Ein wichtiger Aspekt unseres Service ist eine sehr leistungsfähige und sichere Server-Infrastruktur, daher haben wir uns für Heroku entschieden. Dies ist eine international erkannte „Plattform as a Service“ (PaaS). Beim Audit wurden insbesondere die Zertifikate von Heroku in Augenschein genommen, die Prozesse rund um das Backup, die Notfallwiederherstellung und die Datensicherung. Heroku ist unter anderem zertifiziert nach:
- PCI DSS Level 1 (Service Provider)
- HIPAA (Protected Health Information)
- ISO 27001 (Security Management Controls)
- ISO 27017 (Cloud Specific Controls)
- ISO 27018 (Personal Data Protection)
- TÜV Rheinland (Certified Cloud Service)

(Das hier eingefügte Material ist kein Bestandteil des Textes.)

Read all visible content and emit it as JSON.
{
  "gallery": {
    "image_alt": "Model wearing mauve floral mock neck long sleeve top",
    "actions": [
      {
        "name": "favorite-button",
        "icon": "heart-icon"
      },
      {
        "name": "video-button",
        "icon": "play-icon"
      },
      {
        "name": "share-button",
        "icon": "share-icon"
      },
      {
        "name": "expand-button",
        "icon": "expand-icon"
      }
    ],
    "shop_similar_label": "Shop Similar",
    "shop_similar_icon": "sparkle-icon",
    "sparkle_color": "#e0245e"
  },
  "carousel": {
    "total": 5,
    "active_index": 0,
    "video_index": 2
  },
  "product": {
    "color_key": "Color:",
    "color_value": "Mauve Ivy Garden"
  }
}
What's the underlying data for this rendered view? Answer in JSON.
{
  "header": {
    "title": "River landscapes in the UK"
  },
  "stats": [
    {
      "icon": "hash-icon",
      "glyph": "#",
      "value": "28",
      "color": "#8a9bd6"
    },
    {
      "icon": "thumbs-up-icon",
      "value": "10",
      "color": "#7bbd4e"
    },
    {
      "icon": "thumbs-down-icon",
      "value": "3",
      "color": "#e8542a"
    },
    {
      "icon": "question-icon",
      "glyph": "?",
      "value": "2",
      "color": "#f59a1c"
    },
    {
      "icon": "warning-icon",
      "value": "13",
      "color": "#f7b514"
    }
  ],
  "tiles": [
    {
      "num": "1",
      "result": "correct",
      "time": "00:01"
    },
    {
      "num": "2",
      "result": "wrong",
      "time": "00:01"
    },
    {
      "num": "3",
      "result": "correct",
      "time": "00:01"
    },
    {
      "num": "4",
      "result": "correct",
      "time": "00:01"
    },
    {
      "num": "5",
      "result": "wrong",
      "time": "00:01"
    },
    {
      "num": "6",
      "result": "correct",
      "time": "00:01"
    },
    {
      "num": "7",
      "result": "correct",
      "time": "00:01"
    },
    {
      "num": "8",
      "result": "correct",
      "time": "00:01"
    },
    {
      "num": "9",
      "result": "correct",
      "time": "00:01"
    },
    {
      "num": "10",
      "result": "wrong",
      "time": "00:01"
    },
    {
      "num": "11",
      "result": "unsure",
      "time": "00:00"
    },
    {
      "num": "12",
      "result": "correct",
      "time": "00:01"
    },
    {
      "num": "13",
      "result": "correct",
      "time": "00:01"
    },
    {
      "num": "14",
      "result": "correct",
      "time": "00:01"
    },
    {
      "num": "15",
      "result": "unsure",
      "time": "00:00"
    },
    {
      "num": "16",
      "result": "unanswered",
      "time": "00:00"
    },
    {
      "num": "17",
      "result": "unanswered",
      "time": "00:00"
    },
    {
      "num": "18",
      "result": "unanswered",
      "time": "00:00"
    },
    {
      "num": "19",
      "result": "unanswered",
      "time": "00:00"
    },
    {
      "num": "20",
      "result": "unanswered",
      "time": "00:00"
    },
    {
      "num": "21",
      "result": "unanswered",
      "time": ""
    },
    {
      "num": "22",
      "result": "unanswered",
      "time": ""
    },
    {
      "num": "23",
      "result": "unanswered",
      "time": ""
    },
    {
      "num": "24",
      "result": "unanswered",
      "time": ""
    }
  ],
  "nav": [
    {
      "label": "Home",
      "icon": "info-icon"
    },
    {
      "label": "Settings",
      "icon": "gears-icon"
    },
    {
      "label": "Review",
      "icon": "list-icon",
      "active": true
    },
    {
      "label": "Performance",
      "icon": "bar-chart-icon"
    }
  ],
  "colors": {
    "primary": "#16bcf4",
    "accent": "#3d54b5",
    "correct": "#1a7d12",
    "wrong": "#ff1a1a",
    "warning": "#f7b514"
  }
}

Ein positiver Punkt des Audits ist der Zeitraum der „Back-up recovery“ Strategie, dass auf Wunsch Snapshots bereitgestellt werden können und dass in Notfällen in kurzer Zeit alle Dienste wieder voll funktionsfähig sind.
Es wurde untersucht wie Defacto im Bereich der Sicherheit agiert. Für Mitarbeiter von Defacto ist es verpflichtend 2 Factor Authentication und einen Password Manager für den Zugang der Software zu nutzen. Externe Parteien wie Zerocopter führen regelmäßige Tests aus, um mögliche Schwachstellen in und im Zugang zu unserer Software zu verhindern.
Die Schlussfolgerung von diesem Audit ist, dass G. Pohl-Boskamp GmbH & Co. KG vollständiges Vertrauen hat in die Funktionsfähigkeit, Sicherheit der Software, die Dienste die wir bereitstellen und Defacto als Unternehmen.